Time dependent inversion of geodetic data

Abstract

The recent expansion of permanent Global Positioning System (GPS) networks provides crustal deformation data that are dense in both space and time. While considerable effort has been directed toward using these data for the determination of average crustal velocities, little attention has been given to detecting and estimating transient deformation signals. We introduce here a Network Inversion Filter for estimating the distribution of fault slip in space and time using data from such dense, frequently sampled geodetic networks. Fault slip is expanded in a spatial basis set ß_k(x) in which the coefficients are time varying, s(x, t) = ∑_k=1^M c_k(t)ß_k(x) The temporal variation in fault slip is estimated nonparameterically by taking slip accelerations to be random Gaussian increments, so that fault slip is a sum of steady state and integrated random walk components. A state space model for the full geodetic network is formulated, and Kalman filtering methods are used for estimation.
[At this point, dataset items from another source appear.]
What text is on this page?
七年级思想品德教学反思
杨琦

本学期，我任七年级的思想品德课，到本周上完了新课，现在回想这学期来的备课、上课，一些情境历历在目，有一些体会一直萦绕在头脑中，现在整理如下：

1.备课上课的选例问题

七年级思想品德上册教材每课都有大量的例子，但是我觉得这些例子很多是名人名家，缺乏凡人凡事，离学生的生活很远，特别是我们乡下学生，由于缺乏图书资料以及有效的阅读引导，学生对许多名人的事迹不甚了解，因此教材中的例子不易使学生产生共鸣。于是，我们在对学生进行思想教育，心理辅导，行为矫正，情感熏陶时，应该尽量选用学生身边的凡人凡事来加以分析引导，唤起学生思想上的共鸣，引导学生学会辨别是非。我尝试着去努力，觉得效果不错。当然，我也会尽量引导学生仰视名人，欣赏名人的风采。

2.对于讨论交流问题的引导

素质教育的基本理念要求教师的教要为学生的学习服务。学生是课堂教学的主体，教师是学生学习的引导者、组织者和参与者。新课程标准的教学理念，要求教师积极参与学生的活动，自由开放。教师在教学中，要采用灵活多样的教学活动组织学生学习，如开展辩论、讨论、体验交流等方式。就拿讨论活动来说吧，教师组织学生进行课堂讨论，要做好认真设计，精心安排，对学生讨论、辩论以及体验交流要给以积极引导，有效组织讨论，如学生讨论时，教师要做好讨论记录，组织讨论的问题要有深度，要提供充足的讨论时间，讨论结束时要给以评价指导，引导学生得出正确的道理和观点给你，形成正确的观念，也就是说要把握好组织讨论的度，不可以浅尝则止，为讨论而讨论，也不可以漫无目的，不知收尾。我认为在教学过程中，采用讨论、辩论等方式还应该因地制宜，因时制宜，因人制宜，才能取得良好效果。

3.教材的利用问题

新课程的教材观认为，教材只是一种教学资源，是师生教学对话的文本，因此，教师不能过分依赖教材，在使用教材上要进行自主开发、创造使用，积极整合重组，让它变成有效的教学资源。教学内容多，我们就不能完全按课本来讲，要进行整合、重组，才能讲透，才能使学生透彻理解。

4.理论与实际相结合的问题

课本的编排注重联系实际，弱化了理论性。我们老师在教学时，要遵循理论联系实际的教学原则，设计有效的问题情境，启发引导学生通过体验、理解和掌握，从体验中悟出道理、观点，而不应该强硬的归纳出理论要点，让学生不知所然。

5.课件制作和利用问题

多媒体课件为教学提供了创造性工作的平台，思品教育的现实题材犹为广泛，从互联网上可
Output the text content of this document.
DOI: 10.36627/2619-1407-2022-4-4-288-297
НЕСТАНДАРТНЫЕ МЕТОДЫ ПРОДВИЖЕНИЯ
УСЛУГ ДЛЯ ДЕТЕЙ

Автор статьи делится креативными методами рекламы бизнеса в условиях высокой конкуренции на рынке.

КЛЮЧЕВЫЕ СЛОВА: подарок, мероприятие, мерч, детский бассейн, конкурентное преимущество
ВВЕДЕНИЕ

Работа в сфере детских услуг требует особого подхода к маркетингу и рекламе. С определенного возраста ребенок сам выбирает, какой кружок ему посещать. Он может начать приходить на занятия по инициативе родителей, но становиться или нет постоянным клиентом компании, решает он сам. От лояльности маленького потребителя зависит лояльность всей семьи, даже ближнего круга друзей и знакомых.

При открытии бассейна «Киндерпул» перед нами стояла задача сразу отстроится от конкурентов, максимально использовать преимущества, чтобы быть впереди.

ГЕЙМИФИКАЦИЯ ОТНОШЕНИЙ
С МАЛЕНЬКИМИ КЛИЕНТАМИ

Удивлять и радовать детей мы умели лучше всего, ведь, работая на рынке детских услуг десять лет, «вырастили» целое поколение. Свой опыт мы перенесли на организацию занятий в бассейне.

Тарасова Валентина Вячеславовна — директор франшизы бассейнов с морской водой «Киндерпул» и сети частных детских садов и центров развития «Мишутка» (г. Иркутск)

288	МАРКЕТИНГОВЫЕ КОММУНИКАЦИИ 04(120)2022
Variance parameters, including measurement errors, local benchmark motions, and temporal and spatial smoothing parameters, are estimated by maximum likelihood, which is computed by recursive filtering. Numerical simulations demonstrate that the Network Inversion Filter is capable of imaging fault slip transients, including propagating slip events. The Network Inversion Filter leads naturally to automated methods for detecting anomalous departures from steady state deformation.